If also developer also aligns with EIHF eligibility and goals, then EIHF will fill the financial gaps of the project. The project must include affordable housing and additional elements to help residents thrive in the community.

Some priorities include family-sized units, high-density transit locations, easy-to-access community benefits facilities, schools, green spaces, child care and grocery stores, according to the EIHF website.

The EIHF fund holds another unique element within its funding. The fund stacks private and philanthropic investors and public partners to help fund the projects financial gaps.

Microsoft has invested in EIHF since its inception, committing $50 million to the fund, and in addtion will support other various stages of the Polaris project.

The Solera apartments, the first project EIHF helped fund, expected to open in Renton in 2025, was in collaboration with local credit union investors such as BECU, Sound Credit Union, Verity Credit Union, and Washington State Employees Credit Union to ensure the realization of the Solera apartments.

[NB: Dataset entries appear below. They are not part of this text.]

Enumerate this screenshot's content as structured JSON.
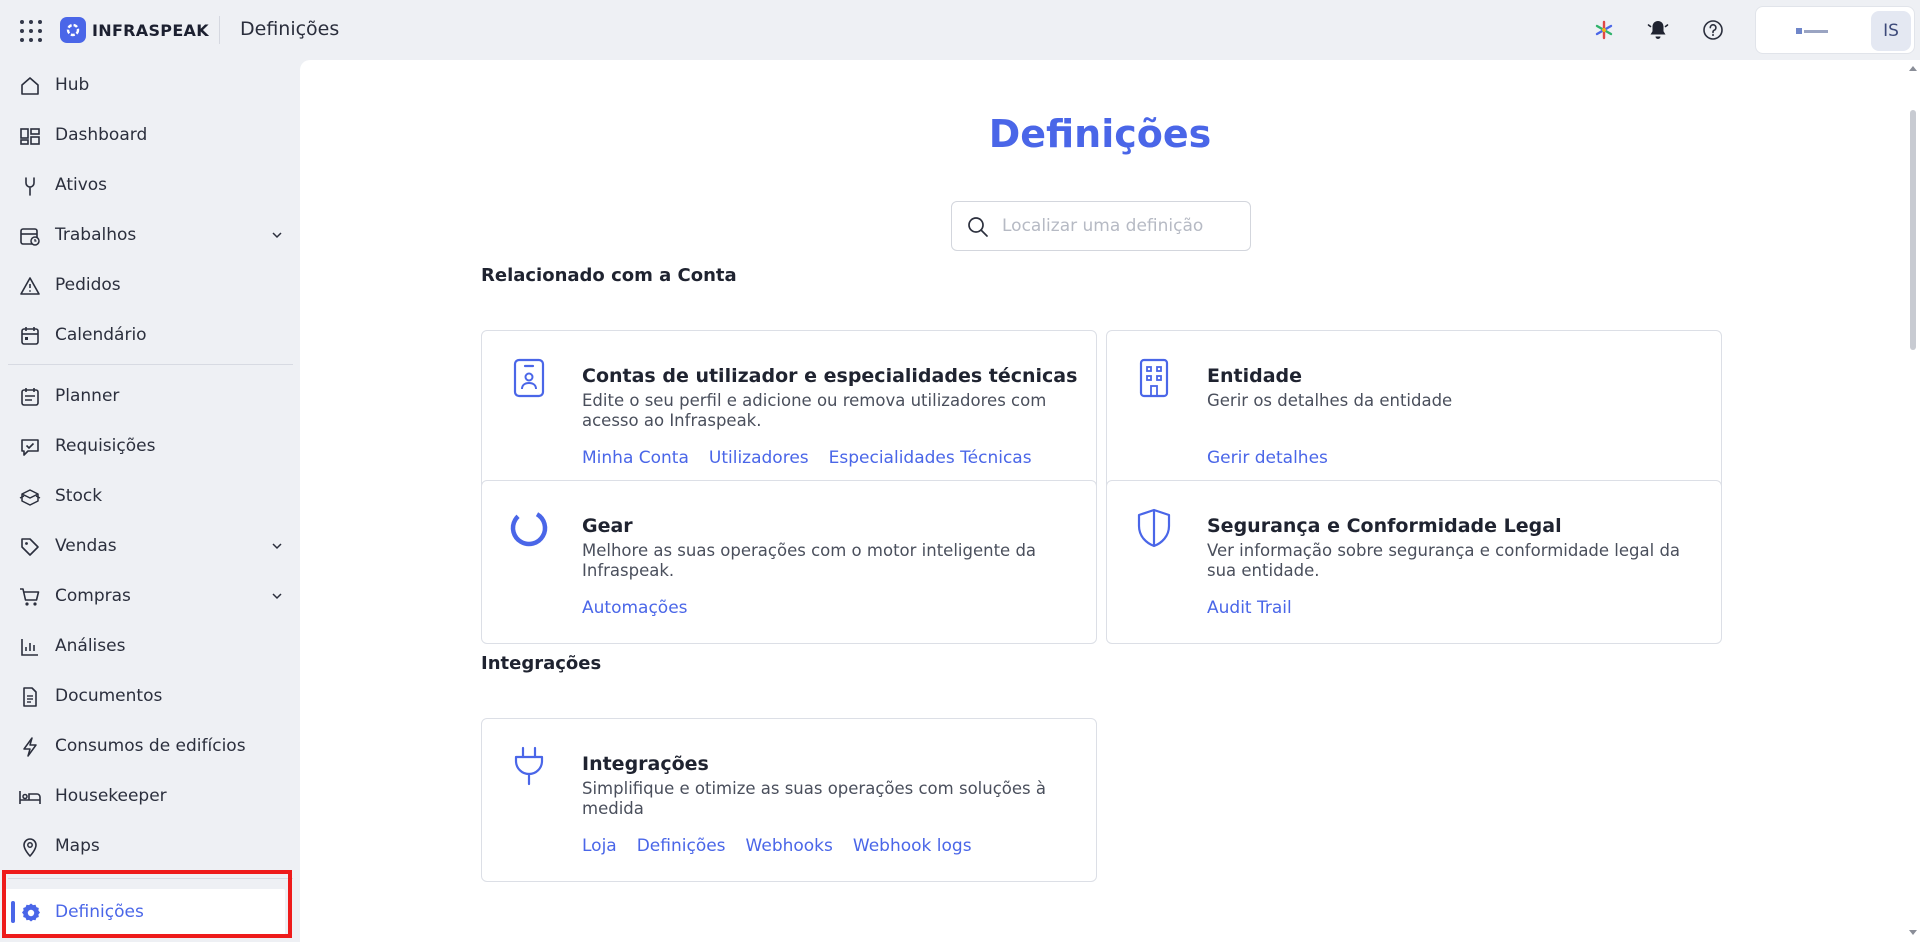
{
  "header": {
    "brand": "INFRASPEAK",
    "page_title": "Definições",
    "avatar_initials": "IS",
    "accent_color": "#4a66e8"
  },
  "sidebar": {
    "items": [
      {
        "label": "Hub",
        "icon": "home-icon"
      },
      {
        "label": "Dashboard",
        "icon": "dashboard-icon"
      },
      {
        "label": "Ativos",
        "icon": "wrench-icon"
      },
      {
        "label": "Trabalhos",
        "icon": "calendar-clock-icon",
        "expandable": true
      },
      {
        "label": "Pedidos",
        "icon": "warning-triangle-icon"
      },
      {
        "label": "Calendário",
        "icon": "calendar-icon"
      },
      {
        "label": "Planner",
        "icon": "planner-icon"
      },
      {
        "label": "Requisições",
        "icon": "chat-check-icon"
      },
      {
        "label": "Stock",
        "icon": "boxes-icon"
      },
      {
        "label": "Vendas",
        "icon": "tag-icon",
        "expandable": true
      },
      {
        "label": "Compras",
        "icon": "cart-icon",
        "expandable": true
      },
      {
        "label": "Análises",
        "icon": "bar-chart-icon"
      },
      {
        "label": "Documentos",
        "icon": "document-icon"
      },
      {
        "label": "Consumos de edifícios",
        "icon": "lightning-icon"
      },
      {
        "label": "Housekeeper",
        "icon": "bed-icon"
      },
      {
        "label": "Maps",
        "icon": "map-pin-icon"
      }
    ],
    "active_item": {
      "label": "Definições",
      "icon": "gear-icon"
    }
  },
  "main": {
    "title": "Definições",
    "search": {
      "placeholder": "Localizar uma definição",
      "value": ""
    },
    "sections": [
      {
        "title": "Relacionado com a Conta",
        "cards": [
          {
            "title": "Contas de utilizador e especialidades técnicas",
            "description": "Edite o seu perfil e adicione ou remova utilizadores com acesso ao Infraspeak.",
            "icon": "id-badge-icon",
            "links": [
              "Minha Conta",
              "Utilizadores",
              "Especialidades Técnicas"
            ]
          },
          {
            "title": "Entidade",
            "description": "Gerir os detalhes da entidade",
            "icon": "building-icon",
            "links": [
              "Gerir detalhes"
            ]
          },
          {
            "title": "Gear",
            "description": "Melhore as suas operações com o motor inteligente da Infraspeak.",
            "icon": "gear-ring-icon",
            "links": [
              "Automações"
            ]
          },
          {
            "title": "Segurança e Conformidade Legal",
            "description": "Ver informação sobre segurança e conformidade legal da sua entidade.",
            "icon": "shield-icon",
            "links": [
              "Audit Trail"
            ]
          }
        ]
      },
      {
        "title": "Integrações",
        "cards": [
          {
            "title": "Integrações",
            "description": "Simplifique e otimize as suas operações com soluções à medida",
            "icon": "plug-icon",
            "links": [
              "Loja",
              "Definições",
              "Webhooks",
              "Webhook logs"
            ]
          }
        ]
      }
    ]
  }
}
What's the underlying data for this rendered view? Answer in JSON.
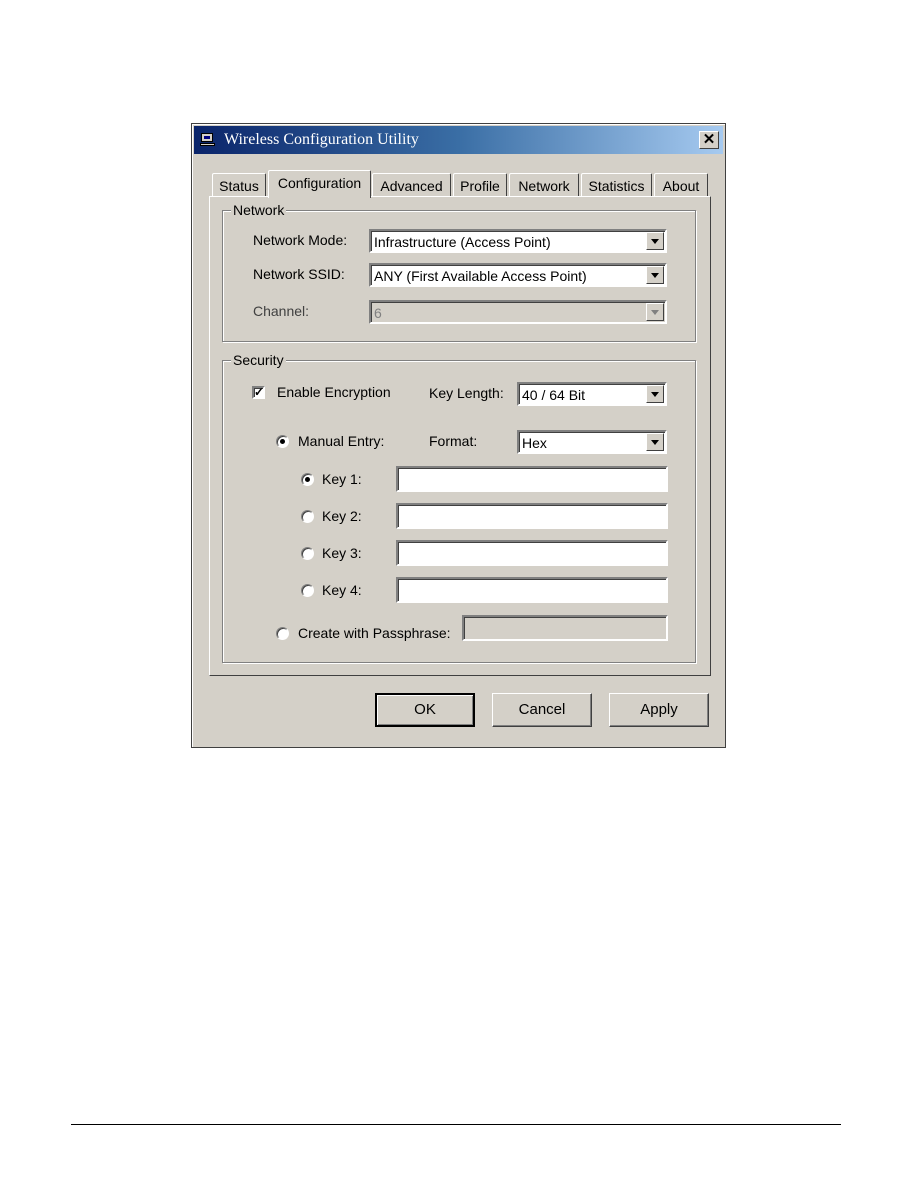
{
  "window": {
    "title": "Wireless Configuration Utility",
    "close_label": "✕"
  },
  "tabs": [
    {
      "label": "Status",
      "active": false
    },
    {
      "label": "Configuration",
      "active": true
    },
    {
      "label": "Advanced",
      "active": false
    },
    {
      "label": "Profile",
      "active": false
    },
    {
      "label": "Network",
      "active": false
    },
    {
      "label": "Statistics",
      "active": false
    },
    {
      "label": "About",
      "active": false
    }
  ],
  "network": {
    "group_label": "Network",
    "mode_label": "Network Mode:",
    "mode_value": "Infrastructure (Access Point)",
    "ssid_label": "Network SSID:",
    "ssid_value": "ANY (First Available Access Point)",
    "channel_label": "Channel:",
    "channel_value": "6"
  },
  "security": {
    "group_label": "Security",
    "enable_encryption_label": "Enable Encryption",
    "enable_encryption_checked": true,
    "key_length_label": "Key Length:",
    "key_length_value": "40 / 64 Bit",
    "manual_entry_label": "Manual Entry:",
    "manual_entry_selected": true,
    "format_label": "Format:",
    "format_value": "Hex",
    "keys": [
      {
        "label": "Key 1:",
        "value": "",
        "selected": true
      },
      {
        "label": "Key 2:",
        "value": "",
        "selected": false
      },
      {
        "label": "Key 3:",
        "value": "",
        "selected": false
      },
      {
        "label": "Key 4:",
        "value": "",
        "selected": false
      }
    ],
    "passphrase_label": "Create with Passphrase:",
    "passphrase_value": "",
    "passphrase_selected": false
  },
  "buttons": {
    "ok": "OK",
    "cancel": "Cancel",
    "apply": "Apply"
  }
}
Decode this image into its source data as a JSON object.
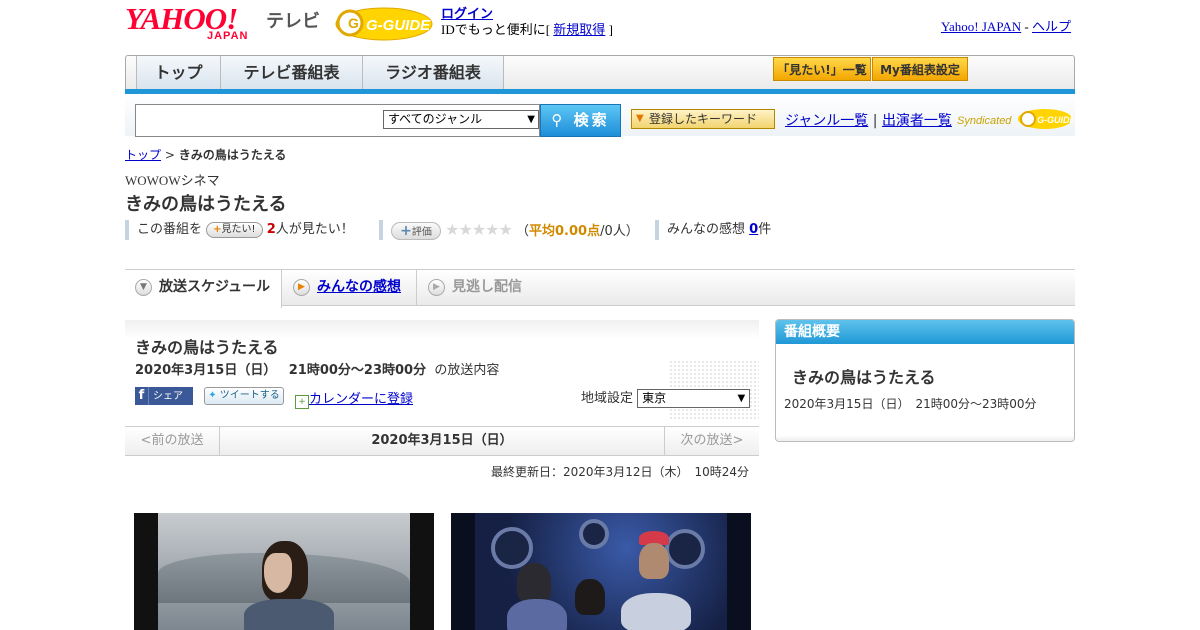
{
  "header": {
    "logo_word": "YAHOO!",
    "logo_sub": "JAPAN",
    "service": "テレビ",
    "gguide": "G-GUIDE",
    "login": "ログイン",
    "login_desc_pre": "IDでもっと便利に[ ",
    "register": "新規取得",
    "login_desc_post": " ]",
    "yahoo_japan": "Yahoo! JAPAN",
    "sep": " - ",
    "help": "ヘルプ"
  },
  "nav": {
    "tabs": [
      "トップ",
      "テレビ番組表",
      "ラジオ番組表"
    ],
    "want_list": "「見たい!」一覧",
    "my_schedule": "My番組表設定"
  },
  "search": {
    "genre": "すべてのジャンル",
    "button": "検索",
    "keyword": "登録したキーワード",
    "genre_list": "ジャンル一覧",
    "divider": "|",
    "performers": "出演者一覧",
    "syndicated": "Syndicated"
  },
  "breadcrumb": {
    "top": "トップ",
    "sep": " > ",
    "current": "きみの鳥はうたえる"
  },
  "program": {
    "channel": "WOWOWシネマ",
    "title": "きみの鳥はうたえる"
  },
  "stats": {
    "this_program": "この番組を",
    "want_btn": "見たい!",
    "want_count": "2",
    "want_suffix": "人が見たい！",
    "rate_btn": "評価",
    "stars": "★★★★★",
    "avg_pre": "（",
    "avg": "平均0.00点",
    "avg_post": "/0人）",
    "impressions": "みんなの感想",
    "imp_count": "0",
    "imp_suffix": "件"
  },
  "subtabs": {
    "schedule": "放送スケジュール",
    "impressions": "みんなの感想",
    "vod": "見逃し配信"
  },
  "detail": {
    "title": "きみの鳥はうたえる",
    "date": "2020年3月15日（日）",
    "time": "21時00分～23時00分",
    "suffix": "の放送内容",
    "fb": "シェア",
    "tweet": "ツイートする",
    "calendar": "カレンダーに登録",
    "region_label": "地域設定",
    "region": "東京"
  },
  "datenav": {
    "prev": "<前の放送",
    "current": "2020年3月15日（日）",
    "next": "次の放送>"
  },
  "updated": "最終更新日：2020年3月12日（木）　10時24分",
  "side": {
    "header": "番組概要",
    "title": "きみの鳥はうたえる",
    "when": "2020年3月15日（日）　21時00分～23時00分"
  }
}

“Ultimately, it’s the partnership with investors like Microsoft and our local credit unions that are working alongside the Washington State Housing Finance Commission and Evergreen Impact Housing Fund with developers that are really making this happen,” Hermanns said.

In November, Hermanns said the first finished development will start welcoming families to move in. The Aries development, located in the Bitter Lake neighborhood of North Seattle by Bellwether Housing, will have 200 affordable homes.

Hermanns said they are continuing to find opportunities to lend their hand to developers inside and outside of King County.

“So in the near term, we are talking with a number of folks in Spokane, in Snohomish County, in Pierce County and in King County,” she said. “We are in discussions with a developer for another Eastside project as well as in Pierce County.”

Hermanns said just like the developers are looking for additional partners, so is the EIHF — the model brings a cross-sectional approach.

“Given the significance of the crisis that we are facing it is so important that we are doing this work in collaboration with private nonprofit developers, with private and philanthropic investors and with public partners,” Hermanns said. “Without this kind of partnership, we wouldn’t be able to accomplish what we’ve accomplished in a short time. I am just really excited about the Polaris Project getting underway.”